SAN FRANCISCO — Who and what is a journalist in the age of social media, sponsored content and sagging newspaper circulation?

The American Press Institute set out to answer that question — and many others geared toward taking the profession’s pulse =- in a survey of nearly 10,500 alumni of the nation’s leading journalism and communications programs.

The survey released Thursday, Aug. 6, found that while just 41 percent of the respondents with journalism degrees are employed by news organizations, sizeable minorities in other fields still look at themselves as practicing journalists.

For example, more than a third of the graduates who described themselves as entrepreneurs and a fifth of those in technology said they are creating content, engaging audiences, editing and doing other work they consider journalism or contributing to the Fourth Estate.
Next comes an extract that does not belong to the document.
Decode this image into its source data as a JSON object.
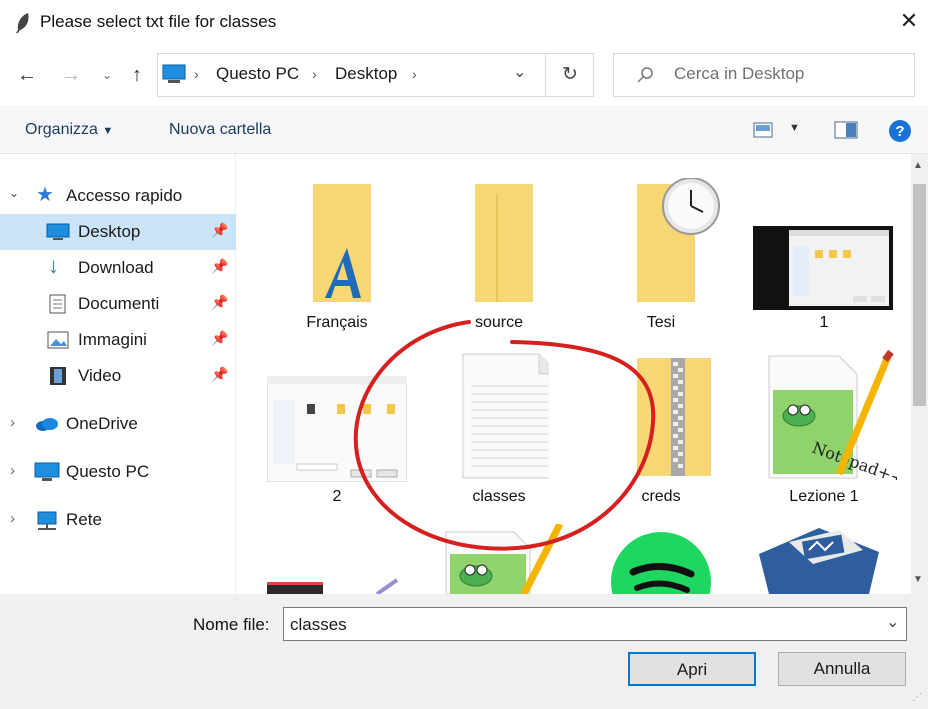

An additional 17 percent that have put their training in journalism, marketing, public relations or mass communications to use at commercial companies felt the same way, as did the 19 percent engaged in politics.
American Press Institute Executive Director Tom Rosenstiel said the “Facing Change” survey conducted in collaboration with 22 journalism and communications schools is believed to be the largest ever conducted of people who majored in media in college and the first to seek journalists’ thoughts on their profession in at least a decade.
“No one had surveyed people in journalism in quite some time, and one reason is it’s hard to know who these journalists are anymore,” Rosenstiel said. “You can’t just go to TV stations and newspapers and say ‘OK, we are interviewing journalists,’ because you would be missing a lot of people that way.”

That many journalism school graduates employed outside traditional news outlets regard the work they produce as journalism did not entirely surprise Rick Edmonds, the media business analyst for The Poynter Institute, a professional training organization for journalists.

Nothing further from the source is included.